Acylpeptide hydrolase may be involved in N-terminal deacetylation of nascent polypeptide chains and of bioactive peptides. The activity of this enzyme from human erythrocytes is sensitive to anions such as chloride, nitrate, and fluoride. Furthermore, blocked amino acids act as competitive inhibitors of the enzyme. Acetyl leucine chloromethyl ketone has been employed to identify one active site residue as His-707. Diisopropylfluorophosphate has been used to identify a second active site residue as Ser-587. Chemical modification studies with a water-soluble carbodiimide implicate a carboxyl group in catalytic activity. These results and the sequence around these active site residues, especially near Ser-587, suggest that acylpeptide hydrolase contains a catalytic triad. The presence of a cysteine residue in the vicinity of the active site is suggested by the inactivation of the enzyme by sulfhydryl-modifying agents and also by a low amount of modification by the peptide chloromethyl ketone inhibitor. Ebelactone A, an inhibitor of the formyl aminopeptidase, the bacterial counterpart of eukaryotic acylpeptide hydrolase, was found to be an effective inhibitor of this enzyme. These findings suggest that acylpeptidase hydrolase is a member of a family of enzymes with extremely diverse functions.

Genetic relationship between acylpeptide hydrolase and acylase, two hydrolytic enzymes with similar binding but different catalytic specificities.

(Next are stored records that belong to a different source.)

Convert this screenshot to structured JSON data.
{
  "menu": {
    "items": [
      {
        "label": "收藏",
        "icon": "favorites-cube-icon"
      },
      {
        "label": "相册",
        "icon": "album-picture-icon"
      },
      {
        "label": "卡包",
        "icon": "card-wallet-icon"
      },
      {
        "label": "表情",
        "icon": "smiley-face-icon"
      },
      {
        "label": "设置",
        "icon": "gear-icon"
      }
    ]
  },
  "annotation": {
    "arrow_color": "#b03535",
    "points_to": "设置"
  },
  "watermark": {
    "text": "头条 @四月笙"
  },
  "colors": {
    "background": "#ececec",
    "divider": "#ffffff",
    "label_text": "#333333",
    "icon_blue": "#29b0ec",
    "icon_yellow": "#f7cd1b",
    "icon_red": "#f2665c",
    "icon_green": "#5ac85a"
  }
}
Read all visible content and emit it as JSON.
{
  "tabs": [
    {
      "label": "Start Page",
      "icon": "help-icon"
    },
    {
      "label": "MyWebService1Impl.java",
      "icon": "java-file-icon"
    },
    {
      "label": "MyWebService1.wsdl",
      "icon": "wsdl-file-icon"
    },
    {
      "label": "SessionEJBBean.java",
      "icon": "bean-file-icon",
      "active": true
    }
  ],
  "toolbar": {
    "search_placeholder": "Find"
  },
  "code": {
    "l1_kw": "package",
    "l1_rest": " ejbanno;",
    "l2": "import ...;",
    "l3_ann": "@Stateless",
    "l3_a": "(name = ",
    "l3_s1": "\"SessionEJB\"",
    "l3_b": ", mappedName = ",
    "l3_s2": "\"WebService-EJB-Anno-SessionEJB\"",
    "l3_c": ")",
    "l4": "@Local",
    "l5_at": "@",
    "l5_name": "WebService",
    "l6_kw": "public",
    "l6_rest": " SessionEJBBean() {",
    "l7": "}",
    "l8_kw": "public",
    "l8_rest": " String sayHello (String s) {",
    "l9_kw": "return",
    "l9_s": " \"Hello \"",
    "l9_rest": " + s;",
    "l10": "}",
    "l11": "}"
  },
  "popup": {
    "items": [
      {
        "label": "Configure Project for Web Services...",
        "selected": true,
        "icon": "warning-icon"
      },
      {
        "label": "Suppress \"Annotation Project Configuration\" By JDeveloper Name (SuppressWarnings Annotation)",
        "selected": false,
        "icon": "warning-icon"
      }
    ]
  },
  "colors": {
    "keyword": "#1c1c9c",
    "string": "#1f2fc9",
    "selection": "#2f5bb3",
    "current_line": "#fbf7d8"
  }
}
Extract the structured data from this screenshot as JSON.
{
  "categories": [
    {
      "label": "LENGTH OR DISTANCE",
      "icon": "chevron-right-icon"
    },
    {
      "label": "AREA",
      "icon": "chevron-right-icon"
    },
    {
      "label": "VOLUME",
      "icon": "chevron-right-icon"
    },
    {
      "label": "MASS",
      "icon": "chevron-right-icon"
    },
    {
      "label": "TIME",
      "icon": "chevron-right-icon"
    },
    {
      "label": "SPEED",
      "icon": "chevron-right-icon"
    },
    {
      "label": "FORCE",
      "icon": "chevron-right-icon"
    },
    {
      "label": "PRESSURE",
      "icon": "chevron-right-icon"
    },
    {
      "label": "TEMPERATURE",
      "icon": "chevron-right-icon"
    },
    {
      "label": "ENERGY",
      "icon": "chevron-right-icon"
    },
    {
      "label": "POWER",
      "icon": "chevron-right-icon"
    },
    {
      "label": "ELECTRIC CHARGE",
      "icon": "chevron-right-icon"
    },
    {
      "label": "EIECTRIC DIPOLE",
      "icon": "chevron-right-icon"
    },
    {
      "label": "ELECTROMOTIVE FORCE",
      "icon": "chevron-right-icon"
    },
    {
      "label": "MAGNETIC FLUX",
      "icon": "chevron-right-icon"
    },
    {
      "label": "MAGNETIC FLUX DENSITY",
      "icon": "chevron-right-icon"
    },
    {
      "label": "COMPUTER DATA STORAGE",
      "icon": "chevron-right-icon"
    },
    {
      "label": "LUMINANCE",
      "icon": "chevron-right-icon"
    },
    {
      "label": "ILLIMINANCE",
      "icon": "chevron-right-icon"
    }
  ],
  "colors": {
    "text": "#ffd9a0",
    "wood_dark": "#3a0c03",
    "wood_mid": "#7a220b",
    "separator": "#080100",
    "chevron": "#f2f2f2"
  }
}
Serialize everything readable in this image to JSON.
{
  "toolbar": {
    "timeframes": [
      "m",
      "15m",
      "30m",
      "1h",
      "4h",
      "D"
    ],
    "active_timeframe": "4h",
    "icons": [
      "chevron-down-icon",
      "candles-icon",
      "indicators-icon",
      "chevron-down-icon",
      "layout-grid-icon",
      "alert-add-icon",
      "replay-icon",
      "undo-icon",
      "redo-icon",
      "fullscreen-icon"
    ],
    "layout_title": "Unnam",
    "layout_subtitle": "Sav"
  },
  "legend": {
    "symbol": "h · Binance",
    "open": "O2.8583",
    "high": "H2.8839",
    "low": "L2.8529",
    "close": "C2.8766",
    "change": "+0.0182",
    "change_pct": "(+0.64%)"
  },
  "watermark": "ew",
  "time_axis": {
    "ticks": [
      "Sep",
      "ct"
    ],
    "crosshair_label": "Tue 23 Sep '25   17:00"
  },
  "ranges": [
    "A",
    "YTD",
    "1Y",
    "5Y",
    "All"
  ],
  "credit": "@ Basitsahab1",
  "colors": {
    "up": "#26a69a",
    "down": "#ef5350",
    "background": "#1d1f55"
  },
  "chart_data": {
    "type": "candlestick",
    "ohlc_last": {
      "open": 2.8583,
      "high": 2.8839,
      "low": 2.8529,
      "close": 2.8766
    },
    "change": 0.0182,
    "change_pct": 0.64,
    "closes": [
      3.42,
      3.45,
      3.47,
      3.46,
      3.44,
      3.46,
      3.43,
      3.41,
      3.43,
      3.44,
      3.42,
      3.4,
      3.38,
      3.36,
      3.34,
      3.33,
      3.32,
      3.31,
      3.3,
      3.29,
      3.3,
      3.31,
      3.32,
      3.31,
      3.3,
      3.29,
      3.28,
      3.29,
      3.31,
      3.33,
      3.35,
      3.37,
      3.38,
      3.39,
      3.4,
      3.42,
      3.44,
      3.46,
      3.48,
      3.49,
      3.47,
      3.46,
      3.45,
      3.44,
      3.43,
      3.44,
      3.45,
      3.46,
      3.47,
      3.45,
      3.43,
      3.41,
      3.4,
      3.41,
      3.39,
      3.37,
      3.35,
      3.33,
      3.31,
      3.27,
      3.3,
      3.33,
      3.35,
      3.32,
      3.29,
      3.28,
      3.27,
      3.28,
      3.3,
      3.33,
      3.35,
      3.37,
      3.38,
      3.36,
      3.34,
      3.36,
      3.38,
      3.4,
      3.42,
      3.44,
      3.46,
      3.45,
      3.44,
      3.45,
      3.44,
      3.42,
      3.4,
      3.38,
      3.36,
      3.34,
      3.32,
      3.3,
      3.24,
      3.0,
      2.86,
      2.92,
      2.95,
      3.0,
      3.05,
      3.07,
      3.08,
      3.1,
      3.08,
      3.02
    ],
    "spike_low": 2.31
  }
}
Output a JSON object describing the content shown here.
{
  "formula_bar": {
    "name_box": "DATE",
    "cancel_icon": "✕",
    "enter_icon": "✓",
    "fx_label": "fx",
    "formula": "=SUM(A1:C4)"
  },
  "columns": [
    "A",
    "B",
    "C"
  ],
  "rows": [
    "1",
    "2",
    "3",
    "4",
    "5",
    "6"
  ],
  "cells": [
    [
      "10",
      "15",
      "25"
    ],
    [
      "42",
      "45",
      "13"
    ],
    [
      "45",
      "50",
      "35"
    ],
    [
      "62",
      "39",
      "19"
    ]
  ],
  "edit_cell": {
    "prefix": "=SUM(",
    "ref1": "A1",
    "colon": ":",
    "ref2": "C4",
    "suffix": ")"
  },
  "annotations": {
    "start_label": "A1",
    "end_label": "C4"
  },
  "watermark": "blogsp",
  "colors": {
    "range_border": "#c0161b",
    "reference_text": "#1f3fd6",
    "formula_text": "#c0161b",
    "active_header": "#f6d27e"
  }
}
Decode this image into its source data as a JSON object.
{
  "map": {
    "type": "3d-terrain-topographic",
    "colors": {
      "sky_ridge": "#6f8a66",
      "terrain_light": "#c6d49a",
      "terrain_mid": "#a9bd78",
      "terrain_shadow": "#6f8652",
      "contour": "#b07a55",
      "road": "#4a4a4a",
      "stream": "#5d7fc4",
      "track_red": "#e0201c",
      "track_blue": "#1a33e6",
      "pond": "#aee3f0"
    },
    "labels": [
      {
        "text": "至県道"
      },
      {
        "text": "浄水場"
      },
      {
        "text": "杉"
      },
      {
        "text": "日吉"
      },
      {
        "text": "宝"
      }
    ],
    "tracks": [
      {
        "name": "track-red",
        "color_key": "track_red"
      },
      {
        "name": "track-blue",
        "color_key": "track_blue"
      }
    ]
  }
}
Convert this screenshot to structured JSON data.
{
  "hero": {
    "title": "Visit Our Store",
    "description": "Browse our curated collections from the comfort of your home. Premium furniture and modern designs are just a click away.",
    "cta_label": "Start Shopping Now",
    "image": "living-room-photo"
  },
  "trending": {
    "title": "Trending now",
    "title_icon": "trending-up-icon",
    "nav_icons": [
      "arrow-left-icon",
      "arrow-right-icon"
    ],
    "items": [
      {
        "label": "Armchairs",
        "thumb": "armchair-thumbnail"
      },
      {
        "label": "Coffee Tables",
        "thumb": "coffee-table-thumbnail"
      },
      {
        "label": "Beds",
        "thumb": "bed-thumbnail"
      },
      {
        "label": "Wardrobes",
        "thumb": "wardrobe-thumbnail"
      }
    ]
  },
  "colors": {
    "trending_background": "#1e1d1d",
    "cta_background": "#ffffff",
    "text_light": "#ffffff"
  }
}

An 87% identity has been found between the reported cDNA sequence that encodes acylpeptide hydrolase (EC 3.4.19.1) [Mitta, M., Asada, K., Uchimura, Y., Kimizuka, F., Kato, I., Sakiyama, F. & Tsunasawa, S. (1989) J. Biochem. 106, 548-551] and a cDNA transcribed from a locus (DNF15S2) on the short arm of human chromosome 3, reported by Naylor et al. [Naylor, S.L., Marshall, A., Hensel, C., Martinez, P.F., Holley, B. & Sakaguchi, A.Y. (1989) Genomics 4, 355-361]; the DNF15S2 locus suffers deletions in small cell lung carcinoma associated with a reduction or loss of acylase activity (EC 3.5.1.14). Acylpeptide hydrolase catalyzes the hydrolysis of the terminal acetylated amino acid preferentially from small acetylated peptides. The acetylamino acid formed by acylpeptide hydrolase is further processed to acetate and a free amino acid by an acylase. The substrates for the acylpeptide hydrolase and the acylase behave in a reciprocal manner since acylpeptide hydrolase binds but does not process acetylamino acids and the acylase binds acetylpeptides but does not hydrolyze them; however, the two enzymes share the same specificity for the acyl group. These findings indicate some common functional features in the protein structures of these two enzymes. Since the gene coding for acylpeptide hydrolase is within the same region of human chromosome 3 (3p21) that codes for the acylase and deletions at this locus are also associated with a decrease in acylase activity, there is a close genetic relationship between the two enzymes. There could also be a relationship between the expression of these two enzymes and acetylated peptide growth factors in some carcinomas.